China's centralised model a structural weakness, not edge: Analysis
Synopsis
Key Takeaways
China's centrally planned economic model is generating deep structural vulnerabilities that are becoming increasingly difficult to conceal, according to an analysis by The National Interest. The report challenges the widely held assumption that Beijing's tight grip over political and economic levers gives it a competitive edge over market-driven economies — arguing instead that centralisation is now a liability.
The Case Against Central Control
While China's system allows state authorities to direct resources across industries and regions at scale, the analysis contends this comes at a steep cost: reduced efficiency, diminished flexibility, and long-term economic instability. Industrial policy remains heavily centralised, with the state exerting influence over both demand and supply across sectors spanning manufacturing to services.
This top-down approach has delivered rapid expansion in targeted industries, but it has also entrenched economic imbalances and systematic misallocation of capital — problems that compound over time.
Property Sector: The Most Visible Fault Line
Nowhere is the strain more visible than in China's property sector, which has been in crisis since 2021. Years of state-backed expansion — fuelled by low interest rates, government subsidies, and coordinated support from local administrations — made real estate a cornerstone of GDP growth.

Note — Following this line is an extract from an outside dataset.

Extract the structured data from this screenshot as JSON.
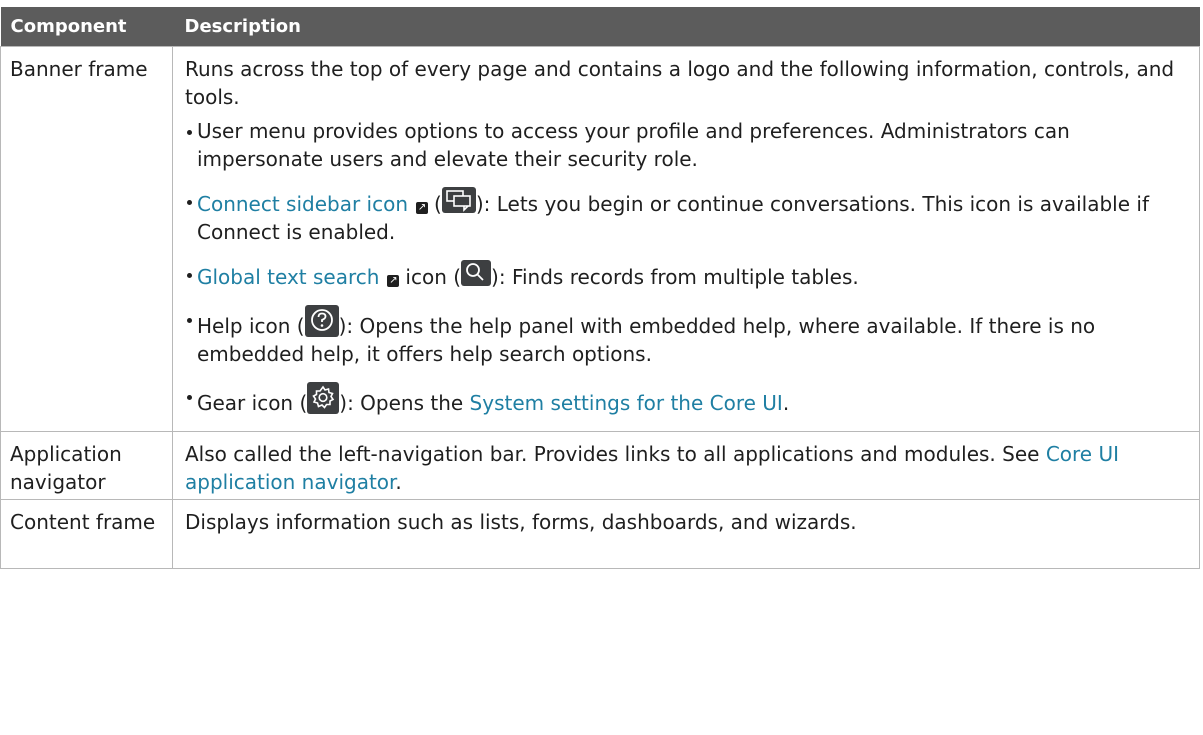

The reversal came swiftly. Policy tightening in 2020 under the 'three red lines' framework — designed to curb developer leverage — triggered a cascade of defaults across major property groups, most notably Evergrande. What was once a growth engine became a drag on the broader economy, and the sector has yet to fully stabilise.
Industrial Overreach and Export Dependence
In response to the property downturn, Beijing doubled down on its industrial strategy through initiatives such as 'Made in China 2025', channelling large-scale investment into electric vehicles, semiconductors, and artificial intelligence. The results have been mixed.
While production capacity surged, the report notes that this drove excess supply, falling domestic prices, and a growing dependence on export markets to absorb output. This structural shift is now colliding with mounting external headwinds, including declining exports to the United States and escalating trade restrictions from Europe and other regions.
Rare Earths: Strategic Strength Under Pressure
Supporters of China's model often point to its dominance in rare earth processing as evidence of enduring strategic leverage. The analysis, however, argues that this advantage is eroding as global diversification efforts gather pace. Multiple economies are actively investing in alternative supply chains, gradually reducing their dependence on Chinese processing capacity.
What This Means for the Global Economic Order
Taken together, the findings suggest that China's growth model — effective in an era of globalisation and rising demand — is increasingly ill-suited to a world of trade fragmentation, technological competition, and geopolitical realignment. The report stops short of predicting an imminent crisis, but the structural pressures it identifies are unlikely to resolve without significant reform. How Beijing responds — and whether it can reconcile political control with economic adaptability — will be one of the defining questions for the global economy in the years ahead.